How to - Projects

Construct a Victorian-style tomato cage

By
Paul Lewis
Photography by
Mark Burstyn

Keep unruly plants on the straight and narrow with this elegant plant support


There are many ways to support the sprawling branches and heavy fruit of tomato plants but few are more elegant than this wood-and-wire tomato cage, which we spotted in the garden of Brock and Bonnie Young in Aurora, Ontario.

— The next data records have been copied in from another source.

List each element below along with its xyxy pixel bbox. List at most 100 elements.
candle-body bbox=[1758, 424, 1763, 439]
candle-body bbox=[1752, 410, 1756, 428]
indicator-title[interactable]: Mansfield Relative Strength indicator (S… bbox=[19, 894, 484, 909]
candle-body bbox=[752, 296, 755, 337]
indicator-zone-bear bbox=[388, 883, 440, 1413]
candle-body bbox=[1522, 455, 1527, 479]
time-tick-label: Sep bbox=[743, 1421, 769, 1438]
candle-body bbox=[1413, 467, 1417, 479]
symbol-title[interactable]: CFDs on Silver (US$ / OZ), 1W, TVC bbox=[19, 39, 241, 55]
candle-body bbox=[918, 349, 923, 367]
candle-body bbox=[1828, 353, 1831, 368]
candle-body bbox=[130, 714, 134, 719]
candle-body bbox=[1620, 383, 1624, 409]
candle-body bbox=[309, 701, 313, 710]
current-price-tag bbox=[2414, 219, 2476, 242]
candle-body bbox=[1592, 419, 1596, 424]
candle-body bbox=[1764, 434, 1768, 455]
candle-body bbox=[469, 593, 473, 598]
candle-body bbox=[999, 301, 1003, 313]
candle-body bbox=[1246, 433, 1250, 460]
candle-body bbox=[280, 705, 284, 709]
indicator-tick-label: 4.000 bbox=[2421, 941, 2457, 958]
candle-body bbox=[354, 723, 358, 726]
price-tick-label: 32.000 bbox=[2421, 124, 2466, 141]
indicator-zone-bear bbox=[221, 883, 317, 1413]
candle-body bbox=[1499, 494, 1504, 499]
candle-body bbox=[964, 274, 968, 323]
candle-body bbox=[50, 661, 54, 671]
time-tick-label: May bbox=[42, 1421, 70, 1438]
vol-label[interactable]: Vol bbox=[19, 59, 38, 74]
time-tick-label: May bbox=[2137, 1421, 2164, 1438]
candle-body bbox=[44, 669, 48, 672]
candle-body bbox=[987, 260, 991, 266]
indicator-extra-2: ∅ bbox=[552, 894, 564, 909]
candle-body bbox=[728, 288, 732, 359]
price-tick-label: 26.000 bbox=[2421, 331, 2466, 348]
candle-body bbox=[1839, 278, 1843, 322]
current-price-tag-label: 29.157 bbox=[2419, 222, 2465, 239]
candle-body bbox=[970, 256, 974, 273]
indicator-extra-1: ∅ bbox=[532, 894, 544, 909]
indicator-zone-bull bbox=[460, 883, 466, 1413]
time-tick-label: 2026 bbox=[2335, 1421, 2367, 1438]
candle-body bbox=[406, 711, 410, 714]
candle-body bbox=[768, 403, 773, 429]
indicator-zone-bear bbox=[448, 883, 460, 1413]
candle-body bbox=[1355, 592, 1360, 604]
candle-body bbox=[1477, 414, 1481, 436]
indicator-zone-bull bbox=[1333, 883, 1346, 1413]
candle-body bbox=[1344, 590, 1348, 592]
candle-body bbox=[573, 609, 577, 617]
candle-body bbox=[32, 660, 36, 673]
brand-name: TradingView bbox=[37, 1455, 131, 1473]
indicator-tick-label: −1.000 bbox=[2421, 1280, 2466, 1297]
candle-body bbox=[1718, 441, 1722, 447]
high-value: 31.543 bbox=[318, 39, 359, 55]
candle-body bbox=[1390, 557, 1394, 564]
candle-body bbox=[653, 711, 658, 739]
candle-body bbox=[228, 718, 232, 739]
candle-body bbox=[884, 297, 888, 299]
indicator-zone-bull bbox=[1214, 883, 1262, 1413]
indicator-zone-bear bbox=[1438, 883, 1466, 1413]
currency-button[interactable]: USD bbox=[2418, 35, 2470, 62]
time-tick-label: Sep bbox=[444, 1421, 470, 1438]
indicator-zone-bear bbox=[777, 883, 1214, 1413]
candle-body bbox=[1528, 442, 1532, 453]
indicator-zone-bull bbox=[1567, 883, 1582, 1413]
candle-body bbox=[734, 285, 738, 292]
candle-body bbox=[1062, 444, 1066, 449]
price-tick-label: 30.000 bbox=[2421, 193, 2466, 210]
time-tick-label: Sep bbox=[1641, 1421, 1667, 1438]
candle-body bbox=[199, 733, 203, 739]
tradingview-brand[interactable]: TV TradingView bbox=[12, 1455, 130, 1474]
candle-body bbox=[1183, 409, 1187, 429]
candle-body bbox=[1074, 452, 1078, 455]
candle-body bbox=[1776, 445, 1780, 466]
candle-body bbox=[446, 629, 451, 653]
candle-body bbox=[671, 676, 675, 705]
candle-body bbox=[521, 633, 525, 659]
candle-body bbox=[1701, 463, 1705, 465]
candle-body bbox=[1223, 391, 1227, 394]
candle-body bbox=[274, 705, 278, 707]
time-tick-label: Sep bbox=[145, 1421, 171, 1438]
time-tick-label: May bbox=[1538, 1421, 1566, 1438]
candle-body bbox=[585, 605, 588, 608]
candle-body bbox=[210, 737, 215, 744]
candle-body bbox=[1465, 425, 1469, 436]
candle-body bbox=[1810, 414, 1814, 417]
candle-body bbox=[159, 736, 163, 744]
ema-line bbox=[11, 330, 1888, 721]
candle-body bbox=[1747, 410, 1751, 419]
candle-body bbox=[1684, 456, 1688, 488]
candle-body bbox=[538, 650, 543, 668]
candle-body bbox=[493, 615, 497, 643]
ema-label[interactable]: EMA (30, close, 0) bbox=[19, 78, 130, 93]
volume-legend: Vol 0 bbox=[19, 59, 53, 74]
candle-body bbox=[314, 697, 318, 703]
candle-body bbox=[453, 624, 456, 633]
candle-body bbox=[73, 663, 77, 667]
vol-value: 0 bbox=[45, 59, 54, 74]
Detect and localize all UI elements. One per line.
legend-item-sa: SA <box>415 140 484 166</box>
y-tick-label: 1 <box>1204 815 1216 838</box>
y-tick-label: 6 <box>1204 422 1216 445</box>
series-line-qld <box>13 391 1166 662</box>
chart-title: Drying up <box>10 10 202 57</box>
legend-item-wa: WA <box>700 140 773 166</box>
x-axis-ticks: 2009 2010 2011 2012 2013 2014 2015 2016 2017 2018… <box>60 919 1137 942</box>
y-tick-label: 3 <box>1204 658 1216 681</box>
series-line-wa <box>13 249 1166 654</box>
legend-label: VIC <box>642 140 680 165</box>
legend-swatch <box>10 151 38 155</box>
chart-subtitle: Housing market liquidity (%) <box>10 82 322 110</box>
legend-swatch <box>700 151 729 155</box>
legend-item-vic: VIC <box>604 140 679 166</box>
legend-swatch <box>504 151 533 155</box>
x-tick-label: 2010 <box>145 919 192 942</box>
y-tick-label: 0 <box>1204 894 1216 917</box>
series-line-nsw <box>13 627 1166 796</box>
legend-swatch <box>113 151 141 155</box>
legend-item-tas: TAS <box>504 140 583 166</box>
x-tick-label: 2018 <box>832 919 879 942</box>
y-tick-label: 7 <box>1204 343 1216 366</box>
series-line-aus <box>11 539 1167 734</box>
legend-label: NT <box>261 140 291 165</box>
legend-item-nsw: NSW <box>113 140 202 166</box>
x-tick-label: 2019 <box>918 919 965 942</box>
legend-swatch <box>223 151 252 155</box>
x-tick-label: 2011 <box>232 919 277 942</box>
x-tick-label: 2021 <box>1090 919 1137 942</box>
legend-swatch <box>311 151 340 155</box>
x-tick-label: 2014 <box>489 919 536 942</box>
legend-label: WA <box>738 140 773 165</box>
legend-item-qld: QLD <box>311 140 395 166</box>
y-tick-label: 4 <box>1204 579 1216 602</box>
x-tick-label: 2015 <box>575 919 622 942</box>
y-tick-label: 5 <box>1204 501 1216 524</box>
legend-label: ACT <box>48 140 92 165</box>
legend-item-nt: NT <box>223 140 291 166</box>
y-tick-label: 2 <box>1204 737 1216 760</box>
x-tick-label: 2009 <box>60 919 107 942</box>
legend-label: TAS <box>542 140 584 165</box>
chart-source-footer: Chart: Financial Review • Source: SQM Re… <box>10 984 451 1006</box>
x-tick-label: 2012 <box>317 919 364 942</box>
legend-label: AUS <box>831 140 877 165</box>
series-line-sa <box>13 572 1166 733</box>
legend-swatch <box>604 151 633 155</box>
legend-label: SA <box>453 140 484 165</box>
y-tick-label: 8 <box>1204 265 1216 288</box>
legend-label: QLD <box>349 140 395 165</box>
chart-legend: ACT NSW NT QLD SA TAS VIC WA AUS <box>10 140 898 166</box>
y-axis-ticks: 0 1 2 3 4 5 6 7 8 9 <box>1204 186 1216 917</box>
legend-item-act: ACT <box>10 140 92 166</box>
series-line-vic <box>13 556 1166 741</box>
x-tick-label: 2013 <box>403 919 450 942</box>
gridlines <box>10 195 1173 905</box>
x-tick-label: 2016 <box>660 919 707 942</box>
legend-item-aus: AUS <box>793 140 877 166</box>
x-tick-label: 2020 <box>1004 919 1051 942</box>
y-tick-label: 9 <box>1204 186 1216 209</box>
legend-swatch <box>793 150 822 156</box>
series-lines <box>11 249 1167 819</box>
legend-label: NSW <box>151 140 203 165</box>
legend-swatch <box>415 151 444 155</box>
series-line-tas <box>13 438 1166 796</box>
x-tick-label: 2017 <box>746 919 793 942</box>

Here's what you'll need to build it:

Part: Corner posts
Size: 1 1/2" x 1 1/2" x 39 1/2"
Quantity: 4

Part: Crosspieces
Size: 1 1/2" x 1 1/2" x 12 1/2"
Quantity: 8

Part:
Top frame pieces
Size: 1 1/2" x 3 1/2" x 72"
Quantity: 4

Part: Cove moulding
Size: 1/2" x 84" *
Quantity: 1

Part: Screws
Size: #8 2 1/2" coated deck screws
Quantity: 20

Part: Nails
Size: 1 1/2" galvanized finishing nails
Quantity: 20

* Total length required. Cut to fit.

Corner posts and crosspieces
Start the project by cutting the corner posts and crosspieces to length with a handsaw. Arrange one side of the cage flat on your work surface using two corner posts and two crosspieces to form a rectangular frame.

tomato-cage-offsetscrews.jpgDrill a 1/8”-diameter hole to prevent the wood from splitting before attaching these pieces together with one #8 2 1/2”-long coated deck screw at each corner. Offset the screws slightly so they don't collide as the sides are assembled. Apply a dab of weatherproof carpenter's glue to each joint before joining two frame members together (refer to the diagram).

Once you've completed two frames, join them together with the remaining crosspieces. Attach the crosspieces to the finished sides with screws and glue. Now you'll see why offset screws are so important.